Вдруг справа от него земляная стенка сменилась деревянной, и даже с занозами. Федька посветил туда огарком и хмыкнул.
Похоже, за досками был тот подвал, что оставался, если соединить холмики и пожарища прямой линией, сбоку. Но зачем бы отгораживаться от него досками, да еще подпирать их со стороны подземного хода? Что же такое там может быть?
Федька достал нож и выковырял в земляной стенке нечто вроде ниши. Установив там огарок, он принялся разбирать дощатую стенку.
За ней была щель, как раз такой ширины, чтобы человеку среднего сложения с некоторым напряжением протиснуться. Федька сперва благоразумно осветил огарком внутренность подвала - и ахнул.
На полу лежало мертвое тело, накрытое богатым розовым атласным одеялом.
Рядом с изголовьем покойника были какие-то миски, бутылка, подсвечник с выгоревшей свечкой. И впридачу - кучка испятнанного тряпья, похоже, окровавленного.
– Господи Иисусе… - прошептал Федька, крестясь. - Этого еще недоставало…
Он протиснулся в подвал, подошел к телу, почему-то на цыпочках и острием палаша пошевелил одеяло в области головы, желая приоткрыть лицо.
И тут покойник зашелся в жестоком кашле.
– Враг-сатана, отженись от меня! - воскликнул Федька.

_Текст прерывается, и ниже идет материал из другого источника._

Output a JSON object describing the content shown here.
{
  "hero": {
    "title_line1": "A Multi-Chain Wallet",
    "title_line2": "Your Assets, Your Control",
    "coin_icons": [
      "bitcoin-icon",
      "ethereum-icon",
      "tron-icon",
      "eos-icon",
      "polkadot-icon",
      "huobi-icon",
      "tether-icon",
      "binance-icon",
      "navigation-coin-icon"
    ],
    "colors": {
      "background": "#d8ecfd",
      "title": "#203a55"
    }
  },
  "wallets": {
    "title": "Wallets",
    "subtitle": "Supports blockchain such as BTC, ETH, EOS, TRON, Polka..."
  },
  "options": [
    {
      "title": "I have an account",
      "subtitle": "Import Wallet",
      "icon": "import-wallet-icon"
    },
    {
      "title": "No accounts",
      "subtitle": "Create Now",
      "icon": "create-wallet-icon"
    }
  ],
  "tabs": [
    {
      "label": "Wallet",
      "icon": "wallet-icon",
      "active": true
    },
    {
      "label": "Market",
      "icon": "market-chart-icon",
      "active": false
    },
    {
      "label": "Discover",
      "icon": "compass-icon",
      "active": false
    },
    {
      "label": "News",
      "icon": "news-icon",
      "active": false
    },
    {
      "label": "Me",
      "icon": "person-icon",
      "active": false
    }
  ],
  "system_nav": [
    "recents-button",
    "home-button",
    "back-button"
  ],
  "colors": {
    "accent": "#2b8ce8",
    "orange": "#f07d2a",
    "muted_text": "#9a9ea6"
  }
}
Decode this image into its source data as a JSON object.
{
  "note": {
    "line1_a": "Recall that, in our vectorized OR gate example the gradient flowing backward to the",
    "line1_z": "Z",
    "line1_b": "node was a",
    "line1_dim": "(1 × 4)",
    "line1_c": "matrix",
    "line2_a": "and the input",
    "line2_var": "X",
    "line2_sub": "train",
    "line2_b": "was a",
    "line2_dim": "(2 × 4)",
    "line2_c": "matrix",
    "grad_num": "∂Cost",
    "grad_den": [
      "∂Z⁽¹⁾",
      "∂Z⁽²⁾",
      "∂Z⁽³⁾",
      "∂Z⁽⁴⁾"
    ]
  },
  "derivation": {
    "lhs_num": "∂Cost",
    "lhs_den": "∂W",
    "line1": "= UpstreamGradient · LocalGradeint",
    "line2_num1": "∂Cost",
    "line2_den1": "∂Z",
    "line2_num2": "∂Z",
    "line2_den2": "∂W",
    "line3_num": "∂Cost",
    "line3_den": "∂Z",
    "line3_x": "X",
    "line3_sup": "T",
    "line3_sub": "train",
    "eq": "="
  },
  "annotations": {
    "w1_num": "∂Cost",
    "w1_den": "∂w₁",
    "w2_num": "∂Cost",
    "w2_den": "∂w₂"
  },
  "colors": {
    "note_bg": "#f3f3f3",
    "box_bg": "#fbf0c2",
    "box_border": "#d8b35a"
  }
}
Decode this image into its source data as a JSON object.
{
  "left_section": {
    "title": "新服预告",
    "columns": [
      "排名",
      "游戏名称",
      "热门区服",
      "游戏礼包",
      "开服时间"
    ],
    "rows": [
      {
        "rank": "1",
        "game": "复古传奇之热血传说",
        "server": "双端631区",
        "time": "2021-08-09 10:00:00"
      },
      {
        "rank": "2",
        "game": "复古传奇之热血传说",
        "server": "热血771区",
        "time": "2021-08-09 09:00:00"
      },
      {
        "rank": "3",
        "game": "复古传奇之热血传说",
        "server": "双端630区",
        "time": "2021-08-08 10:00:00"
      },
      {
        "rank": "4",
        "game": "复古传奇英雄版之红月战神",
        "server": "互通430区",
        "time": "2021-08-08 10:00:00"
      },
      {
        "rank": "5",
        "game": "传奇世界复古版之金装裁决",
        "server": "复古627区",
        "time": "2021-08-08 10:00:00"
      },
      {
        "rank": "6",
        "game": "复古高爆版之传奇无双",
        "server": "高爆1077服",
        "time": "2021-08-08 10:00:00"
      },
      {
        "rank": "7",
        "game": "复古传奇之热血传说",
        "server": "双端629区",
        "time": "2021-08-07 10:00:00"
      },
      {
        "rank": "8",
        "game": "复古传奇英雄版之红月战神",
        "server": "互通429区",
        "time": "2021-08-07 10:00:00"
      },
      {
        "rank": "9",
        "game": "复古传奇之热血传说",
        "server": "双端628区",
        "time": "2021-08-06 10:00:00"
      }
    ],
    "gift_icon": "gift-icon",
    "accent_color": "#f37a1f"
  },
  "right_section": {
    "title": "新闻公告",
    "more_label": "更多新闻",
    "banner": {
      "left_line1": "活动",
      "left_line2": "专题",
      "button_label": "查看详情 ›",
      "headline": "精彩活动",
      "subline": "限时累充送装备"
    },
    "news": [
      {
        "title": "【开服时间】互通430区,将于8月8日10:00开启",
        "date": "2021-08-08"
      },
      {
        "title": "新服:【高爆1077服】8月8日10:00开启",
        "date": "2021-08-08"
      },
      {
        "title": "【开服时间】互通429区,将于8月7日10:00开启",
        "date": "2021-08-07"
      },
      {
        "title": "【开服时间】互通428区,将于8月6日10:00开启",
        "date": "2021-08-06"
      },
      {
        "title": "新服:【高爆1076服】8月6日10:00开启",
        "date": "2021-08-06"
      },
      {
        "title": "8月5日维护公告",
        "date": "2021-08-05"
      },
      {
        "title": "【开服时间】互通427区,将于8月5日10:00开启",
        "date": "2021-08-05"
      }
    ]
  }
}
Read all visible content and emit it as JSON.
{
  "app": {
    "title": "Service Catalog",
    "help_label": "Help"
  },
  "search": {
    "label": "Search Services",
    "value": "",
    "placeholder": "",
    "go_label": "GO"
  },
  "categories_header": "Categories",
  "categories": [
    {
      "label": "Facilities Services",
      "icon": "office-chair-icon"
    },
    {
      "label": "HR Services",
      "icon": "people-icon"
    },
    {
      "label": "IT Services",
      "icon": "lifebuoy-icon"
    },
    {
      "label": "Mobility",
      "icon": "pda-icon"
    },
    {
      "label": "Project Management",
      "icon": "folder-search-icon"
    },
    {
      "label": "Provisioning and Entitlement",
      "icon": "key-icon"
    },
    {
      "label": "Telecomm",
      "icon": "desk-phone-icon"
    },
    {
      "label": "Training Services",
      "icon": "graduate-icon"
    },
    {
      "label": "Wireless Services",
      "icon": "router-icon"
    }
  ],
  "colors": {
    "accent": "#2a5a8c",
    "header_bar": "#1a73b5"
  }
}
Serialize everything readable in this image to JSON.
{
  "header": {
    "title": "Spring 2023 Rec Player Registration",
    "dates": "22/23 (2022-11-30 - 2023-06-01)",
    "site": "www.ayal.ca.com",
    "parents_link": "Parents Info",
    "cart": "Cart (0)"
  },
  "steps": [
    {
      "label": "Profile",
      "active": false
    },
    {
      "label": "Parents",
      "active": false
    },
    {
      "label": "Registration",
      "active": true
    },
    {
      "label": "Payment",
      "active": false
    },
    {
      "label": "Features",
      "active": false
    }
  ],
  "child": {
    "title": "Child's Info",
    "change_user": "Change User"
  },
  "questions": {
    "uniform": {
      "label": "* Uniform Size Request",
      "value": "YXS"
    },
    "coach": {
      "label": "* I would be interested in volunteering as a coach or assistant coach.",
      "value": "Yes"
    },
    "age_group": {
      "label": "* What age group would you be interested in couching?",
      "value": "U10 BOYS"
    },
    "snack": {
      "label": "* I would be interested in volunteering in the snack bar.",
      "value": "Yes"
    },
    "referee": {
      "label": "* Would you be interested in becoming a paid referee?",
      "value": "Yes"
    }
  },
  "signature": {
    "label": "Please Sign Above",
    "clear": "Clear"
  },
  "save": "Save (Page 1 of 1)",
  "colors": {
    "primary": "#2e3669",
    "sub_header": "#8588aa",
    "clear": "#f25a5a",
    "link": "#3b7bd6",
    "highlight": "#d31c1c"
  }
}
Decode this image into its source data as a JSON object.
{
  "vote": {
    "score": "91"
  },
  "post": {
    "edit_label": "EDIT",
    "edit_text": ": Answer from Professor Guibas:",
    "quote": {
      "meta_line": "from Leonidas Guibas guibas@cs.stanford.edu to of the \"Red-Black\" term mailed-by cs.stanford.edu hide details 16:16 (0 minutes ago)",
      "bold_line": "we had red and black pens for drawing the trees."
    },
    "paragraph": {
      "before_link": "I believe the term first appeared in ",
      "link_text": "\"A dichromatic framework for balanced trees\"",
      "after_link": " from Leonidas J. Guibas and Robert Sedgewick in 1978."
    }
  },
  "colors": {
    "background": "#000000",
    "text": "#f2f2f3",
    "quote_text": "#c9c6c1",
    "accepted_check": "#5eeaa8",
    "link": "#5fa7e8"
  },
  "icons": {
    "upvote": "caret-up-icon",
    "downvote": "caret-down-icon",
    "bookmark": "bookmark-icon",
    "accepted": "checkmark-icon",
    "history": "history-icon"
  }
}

Покойник приподнялся на локте.
– Не смейте приближаться ко мне, - произнес он тонким голоском и снова закашлялся. Слабая рука потянулась за тряпицей, прижала ее к губам, раздался малоприятный звук отхаркивания.
Федька понял, что перед ним лежит женщина.
И тут его осенило.
– Это вы, что ли, госпожа Пухова? - сам себе не веря и впав в полнейшее изумление, спросил он.
– Как будто вам неведомо, - жалобно огрызнулась она. Она - Варенька! Она - печальная красавица из золотого медальона!
– Сударыня…
– Оставьте меня, - приказала Варенька. - Дайте мне умереть, вам уж недолго ждать осталось.
И снова закашлялась.
– Я вас сейчас же выведу отсюда! - воскликнул Федька.
Он уже понял, что идти Варенька не может - придется нести ее на руках, но с такой ношей ему сквозь щель не протиснуться.
Нужно было расширить проход - и Федька, не говоря более ни слова, поставил огарок на пол, выбрался в подземный ход и вместо лопаты употребил доску. Доска отгрызала от слежавшейся земли жалкие комья, он разозлился, скинул кафтан и стал орудовать изо всех сил.
Разбирая дощатую стенку и расширяя щель, Федька, видимо, пошевелил столбы, подпиравшие свод хода, и вдруг раздался скрип. В слабом свете от огарка, проникающем в щель, Федька увидел, что столб накреняется, сверху летит земля, и понял - свод медленно и неотвратимо проседает. Он схватил кафтан, втиснулся в щель, и тут же земля заполнила место, где он только что действовал доской.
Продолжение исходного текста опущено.